Sebelumnya kami sudah mendapat informasi tentang kondisi track yang akan kami lalui coral treal,  tea walk, view pinus and eucalyptus. Menurutku medan tracknya masih bersahabat, tidak sesulit saat hiking pertama kali bersama D1VA ke Curug Cirengkrang, tapi yang menjadi tantangan adalah saat menghadapi coral track yang panjangnya minta ampun, seolah-olah tiada akhirnya.

 

Memang diakui, suasana masih berbeda saat kami masih di kebun teh dan coral track dengan pinus view.  Kami masih memiliki semangat ditambah dengan hamparan kebun teh yang hijau dan pohon-pohon pinus menjulang tinggi, indah, memanjakan mata dan menggoda kami untuk berfoto ria, sampai lupa perjalanan kami ke depan masih panjang dan itu menyebabkan waktu yang kami butuhkan sampai ke tujuan justru lebih lama.

Saat kami memasuki hutan Tangkuban Perahu, akhirnya kami menemukan coral track yang cukup mengganggu langkah kami, awalnya kami masih semangat, sempet foto-foto dulu, namun lama kelamaan membuat telapak kaki sakit seolah-olah sedang  melakukan refleksi kaki di sepanjang jalan berbatu. Lama-lama kami mengalami kelelahan, pegal,dan sakit badan.

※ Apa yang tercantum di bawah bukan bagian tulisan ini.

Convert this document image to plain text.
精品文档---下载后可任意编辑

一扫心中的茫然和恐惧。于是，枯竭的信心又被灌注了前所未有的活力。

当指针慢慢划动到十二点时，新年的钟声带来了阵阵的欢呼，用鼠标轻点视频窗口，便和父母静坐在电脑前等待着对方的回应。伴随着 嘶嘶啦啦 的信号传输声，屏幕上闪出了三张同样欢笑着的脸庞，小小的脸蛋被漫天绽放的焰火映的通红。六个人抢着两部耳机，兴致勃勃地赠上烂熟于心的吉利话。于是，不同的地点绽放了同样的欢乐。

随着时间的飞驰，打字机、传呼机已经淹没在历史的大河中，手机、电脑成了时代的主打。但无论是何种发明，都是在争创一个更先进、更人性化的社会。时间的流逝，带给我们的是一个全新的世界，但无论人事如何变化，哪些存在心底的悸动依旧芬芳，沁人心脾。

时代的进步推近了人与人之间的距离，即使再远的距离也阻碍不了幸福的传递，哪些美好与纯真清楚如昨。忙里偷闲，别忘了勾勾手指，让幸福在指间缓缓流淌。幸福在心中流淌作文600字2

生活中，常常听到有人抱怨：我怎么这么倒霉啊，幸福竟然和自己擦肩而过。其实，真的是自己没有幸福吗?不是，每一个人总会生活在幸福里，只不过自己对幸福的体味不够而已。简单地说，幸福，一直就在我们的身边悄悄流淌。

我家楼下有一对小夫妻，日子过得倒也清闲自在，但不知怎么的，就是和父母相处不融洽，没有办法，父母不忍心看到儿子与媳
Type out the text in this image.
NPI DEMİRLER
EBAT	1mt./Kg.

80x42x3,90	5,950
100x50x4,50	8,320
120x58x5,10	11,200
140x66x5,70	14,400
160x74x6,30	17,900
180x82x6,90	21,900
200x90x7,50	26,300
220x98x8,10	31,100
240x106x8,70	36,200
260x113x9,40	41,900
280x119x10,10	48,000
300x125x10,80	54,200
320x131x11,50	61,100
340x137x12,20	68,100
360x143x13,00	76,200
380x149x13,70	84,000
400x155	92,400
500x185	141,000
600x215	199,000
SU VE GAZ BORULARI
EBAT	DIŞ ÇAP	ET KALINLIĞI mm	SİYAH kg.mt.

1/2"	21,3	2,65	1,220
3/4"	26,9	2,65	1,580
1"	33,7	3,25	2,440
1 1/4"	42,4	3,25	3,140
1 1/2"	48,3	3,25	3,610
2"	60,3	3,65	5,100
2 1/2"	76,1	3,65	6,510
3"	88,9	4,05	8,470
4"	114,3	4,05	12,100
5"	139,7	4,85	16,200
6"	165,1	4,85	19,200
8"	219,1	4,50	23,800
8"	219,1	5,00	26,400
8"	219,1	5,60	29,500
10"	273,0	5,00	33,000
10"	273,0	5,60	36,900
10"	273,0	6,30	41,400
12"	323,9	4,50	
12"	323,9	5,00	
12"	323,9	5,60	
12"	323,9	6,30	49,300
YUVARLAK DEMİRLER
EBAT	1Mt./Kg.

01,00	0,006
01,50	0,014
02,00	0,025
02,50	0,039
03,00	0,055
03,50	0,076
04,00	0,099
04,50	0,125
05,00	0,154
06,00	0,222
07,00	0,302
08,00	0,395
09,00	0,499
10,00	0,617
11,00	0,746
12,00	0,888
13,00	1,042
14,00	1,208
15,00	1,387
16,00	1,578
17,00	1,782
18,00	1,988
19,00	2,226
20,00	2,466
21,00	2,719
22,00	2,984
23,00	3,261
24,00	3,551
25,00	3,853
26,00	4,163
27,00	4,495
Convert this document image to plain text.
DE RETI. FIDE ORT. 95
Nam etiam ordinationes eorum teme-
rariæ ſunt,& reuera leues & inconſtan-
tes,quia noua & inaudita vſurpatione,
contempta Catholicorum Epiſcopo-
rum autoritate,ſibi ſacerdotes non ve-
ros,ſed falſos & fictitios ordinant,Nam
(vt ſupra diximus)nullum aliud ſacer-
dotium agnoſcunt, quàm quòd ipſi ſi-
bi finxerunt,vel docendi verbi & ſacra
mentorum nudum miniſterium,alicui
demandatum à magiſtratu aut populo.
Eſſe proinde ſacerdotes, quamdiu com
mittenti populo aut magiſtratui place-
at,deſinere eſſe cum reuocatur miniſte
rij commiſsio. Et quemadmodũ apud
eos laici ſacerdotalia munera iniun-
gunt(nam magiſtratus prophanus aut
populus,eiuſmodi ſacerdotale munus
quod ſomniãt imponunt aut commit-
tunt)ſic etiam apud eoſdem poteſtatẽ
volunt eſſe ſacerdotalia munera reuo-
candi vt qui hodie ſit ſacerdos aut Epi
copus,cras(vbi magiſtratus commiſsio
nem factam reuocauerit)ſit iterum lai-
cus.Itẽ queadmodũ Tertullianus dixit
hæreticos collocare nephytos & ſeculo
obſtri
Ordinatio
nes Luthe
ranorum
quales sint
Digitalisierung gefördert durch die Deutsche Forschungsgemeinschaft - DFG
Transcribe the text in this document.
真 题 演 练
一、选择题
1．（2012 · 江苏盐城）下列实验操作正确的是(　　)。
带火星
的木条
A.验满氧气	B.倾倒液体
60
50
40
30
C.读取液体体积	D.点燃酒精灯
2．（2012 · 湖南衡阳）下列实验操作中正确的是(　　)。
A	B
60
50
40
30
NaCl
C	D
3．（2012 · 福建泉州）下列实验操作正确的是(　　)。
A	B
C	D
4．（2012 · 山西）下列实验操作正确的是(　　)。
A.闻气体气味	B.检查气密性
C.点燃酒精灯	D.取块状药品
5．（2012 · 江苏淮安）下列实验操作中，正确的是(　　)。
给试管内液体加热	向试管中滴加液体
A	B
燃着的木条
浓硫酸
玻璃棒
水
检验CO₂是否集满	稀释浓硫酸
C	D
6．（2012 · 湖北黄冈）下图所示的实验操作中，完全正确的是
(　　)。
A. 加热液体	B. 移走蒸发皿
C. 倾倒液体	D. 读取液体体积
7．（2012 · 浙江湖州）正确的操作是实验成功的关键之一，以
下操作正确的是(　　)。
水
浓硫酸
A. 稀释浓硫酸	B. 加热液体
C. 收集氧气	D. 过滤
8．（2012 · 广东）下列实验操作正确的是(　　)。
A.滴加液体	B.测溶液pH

Ini mulai membuat mental menjadi down. 

Sebenarnya kami sudah diingatkan agar jangan terlalu berjauhan dari guide,  tapi yah namanya budak baraong, sepertinya gank d1va masih harus belajar disiplin mengenai aturan, hal itu sering diabaikan, terutama karena kekuatan fisik dan pace teman-teman berbeda-beda.

Kecepatan langkah kami di coral track mulai menurun, nafas mulai naik turun, kecemasan mulai melanda. Hal itu menyebabkan kami terbagi menjadi 5 kelompok berpencar  dan jarak antara kelompok lumayan cukup jauh dan cukup menyulitkan host dan guide untuk memantau kami.

 

Akhirnya kami sampai di tempat kelompok yang lebih dulu tiba, tinggal seitar 300 meter lagi menuju kawah. Di sini kami istirahat sambil menunggu peserta lain kumpul semua, sayang salah satu teman kami tak bisa lanjut dan dia ditemani teman kami, Desi.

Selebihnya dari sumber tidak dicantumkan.